August 20, 2008
It’s 39 days to go until the start of season 3 in America.
There are 39 episodes for season 1 and 2. (Not taking the unaired episode in account or the original pilot, as not everybody can see those)
I started to watch the episodes again. One episode a day.
And then I got the plan to write a small scene for every episode. (Never more than 1 page long)
Disclaimer: B&S doesn’t belong to me. Written with love, not for money.
“So,…. Decided to give me the silent treatment after all?” Robert asks.
“No. Just busy.” Jason replies, not looking up from the paper he is reading.
“Oh, come on. You’ve been here for half an hour and you couldn’t even say ‘good morning’.”
“Good morning, Robert… Happy now? Can I go on reading my paper?”
“I thought that last night we settled this Isaac outing you….thing.”
“Yes, so did I, until I just overheard Kitty and Travis talk about how fortunate you are to have Isaac on your team and that he’s so good at his job…. It sort of galled me. Silly, I know. That man nearly destroyed my life, I should really put it beside me and forget about it.” Robert notes that cynicism is becoming more and more a part of Jason lately. He hasn’t seen Jason in a long time, but these last two days… it’s noticeable. And it saddens him. Then Jasons sighs and softer he says:
“And they are right. Isaac is a good man for the job. A shark. He knows his politics, inside and out. I spoke to his yesterday, before I found out what he did. And he’s smart. So the logic of his being in your campaign doesn’t escape me. He is an asset to your campaign. I, however, am not. I couldn’t sleep last night. I kept thinking about everything that has happened these last few months and about how we discussed that there are things worth making compromises for.

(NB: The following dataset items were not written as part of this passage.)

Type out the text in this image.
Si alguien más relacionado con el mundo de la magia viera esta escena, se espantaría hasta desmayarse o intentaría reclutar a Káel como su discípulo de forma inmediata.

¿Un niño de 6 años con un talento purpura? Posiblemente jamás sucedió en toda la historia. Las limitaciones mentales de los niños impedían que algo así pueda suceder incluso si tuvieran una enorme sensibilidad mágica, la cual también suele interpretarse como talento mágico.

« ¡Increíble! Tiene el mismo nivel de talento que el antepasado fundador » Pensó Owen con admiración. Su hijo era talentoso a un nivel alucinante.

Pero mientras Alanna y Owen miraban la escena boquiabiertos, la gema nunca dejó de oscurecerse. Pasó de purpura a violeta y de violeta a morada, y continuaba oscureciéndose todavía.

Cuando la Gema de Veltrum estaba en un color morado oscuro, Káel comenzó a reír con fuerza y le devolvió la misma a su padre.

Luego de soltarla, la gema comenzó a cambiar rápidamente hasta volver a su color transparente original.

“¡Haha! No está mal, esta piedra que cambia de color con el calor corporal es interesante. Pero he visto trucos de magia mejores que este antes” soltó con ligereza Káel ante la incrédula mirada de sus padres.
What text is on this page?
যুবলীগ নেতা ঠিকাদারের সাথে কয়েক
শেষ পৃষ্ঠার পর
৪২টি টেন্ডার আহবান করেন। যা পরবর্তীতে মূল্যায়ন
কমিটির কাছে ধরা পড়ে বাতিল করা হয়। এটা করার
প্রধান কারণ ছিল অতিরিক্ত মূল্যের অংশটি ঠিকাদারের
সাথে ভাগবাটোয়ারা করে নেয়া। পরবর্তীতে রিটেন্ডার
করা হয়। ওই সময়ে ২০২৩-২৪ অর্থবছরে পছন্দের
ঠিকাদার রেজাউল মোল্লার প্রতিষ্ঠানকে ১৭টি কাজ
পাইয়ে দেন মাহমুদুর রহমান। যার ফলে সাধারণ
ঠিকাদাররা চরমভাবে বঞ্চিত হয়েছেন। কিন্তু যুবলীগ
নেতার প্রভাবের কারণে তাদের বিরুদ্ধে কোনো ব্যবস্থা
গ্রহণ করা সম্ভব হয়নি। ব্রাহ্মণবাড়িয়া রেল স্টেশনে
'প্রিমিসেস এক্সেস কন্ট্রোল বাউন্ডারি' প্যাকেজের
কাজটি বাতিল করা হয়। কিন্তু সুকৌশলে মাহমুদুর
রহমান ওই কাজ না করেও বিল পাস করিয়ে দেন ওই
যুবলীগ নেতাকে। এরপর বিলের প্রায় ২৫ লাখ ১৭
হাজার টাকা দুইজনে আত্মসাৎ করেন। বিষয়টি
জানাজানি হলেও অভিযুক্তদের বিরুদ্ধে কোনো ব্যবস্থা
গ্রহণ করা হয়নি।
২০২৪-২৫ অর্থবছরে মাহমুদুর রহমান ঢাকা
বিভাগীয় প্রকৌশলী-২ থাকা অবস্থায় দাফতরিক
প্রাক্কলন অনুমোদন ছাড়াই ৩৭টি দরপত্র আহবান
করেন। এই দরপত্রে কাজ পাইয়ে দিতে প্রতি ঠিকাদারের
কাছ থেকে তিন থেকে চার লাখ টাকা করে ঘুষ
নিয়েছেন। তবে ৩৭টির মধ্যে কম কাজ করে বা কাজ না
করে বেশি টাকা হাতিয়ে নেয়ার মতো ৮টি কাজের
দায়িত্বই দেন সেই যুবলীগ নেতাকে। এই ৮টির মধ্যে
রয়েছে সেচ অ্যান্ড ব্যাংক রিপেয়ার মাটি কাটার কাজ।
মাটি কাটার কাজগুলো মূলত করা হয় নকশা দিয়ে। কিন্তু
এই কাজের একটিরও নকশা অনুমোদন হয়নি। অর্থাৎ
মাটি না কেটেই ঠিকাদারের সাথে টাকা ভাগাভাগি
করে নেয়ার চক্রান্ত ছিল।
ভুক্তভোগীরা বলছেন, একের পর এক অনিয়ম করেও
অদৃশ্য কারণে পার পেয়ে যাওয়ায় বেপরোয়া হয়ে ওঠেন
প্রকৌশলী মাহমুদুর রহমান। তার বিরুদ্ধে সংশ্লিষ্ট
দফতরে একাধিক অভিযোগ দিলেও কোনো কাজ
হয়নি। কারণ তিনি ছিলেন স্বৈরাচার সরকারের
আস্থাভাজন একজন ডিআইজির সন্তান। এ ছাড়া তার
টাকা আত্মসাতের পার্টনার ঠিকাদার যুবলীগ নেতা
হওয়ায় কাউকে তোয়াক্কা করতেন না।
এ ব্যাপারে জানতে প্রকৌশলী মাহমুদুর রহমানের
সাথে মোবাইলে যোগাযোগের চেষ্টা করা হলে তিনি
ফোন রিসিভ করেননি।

And to tell you the truth, this campaign is not one of them. Not for me. This is your campaign and I want you to win, because you are my brother. But in all honesty, Robert, I’ve never been all that interested in politics. I don’t want to be here. So, tomorrow, after the results are in, I’m going back to LA. I have a congregation there, that I have put on hold since my return from Malaysia, to help you. But I should be there, with my people, not here.”
“Jason, you’re my brother….” Robert tries. He’s shocked that Jason would leave him. Jason has always been there for him. Jason gives him a cynical smile.
“Yes. And last night, I watched you wipe away my anger under the rug for the sake of your campaign. It’s a compromise you were willing to make. And I was very hurt by that. Although I can understand it, logically, it doesn’t mean it doesn’t hurt like hell.” There is a little silence.
Then he continues: “Kevin is Kitty’s brother, but you won’t see him ‘drinking the Kool-Aid’. That doesn’t mean he loves Kitty any less or that he doesn’t keep track of what is happening to you. He has his own life. And I… I want mine. Mom always believed in you. Unconditionally. And she always made feel I had to do the same. But I don’t have to. Politics is not my compromise to make, it’s yours.”
“If this is about Kevin…..”
“It’s not. It’s about what he reminded me off. That I am Jason McCallister and not ‘the brother of…’. Robert, I believe in you. I will pray for you, I will cheer for every vote that you get on election night, but…. That is where it stops. My mind is made up, Robert, I’m leaving.” With those words Jason leaves the breakfast table, before Robert will go into debate with him about this.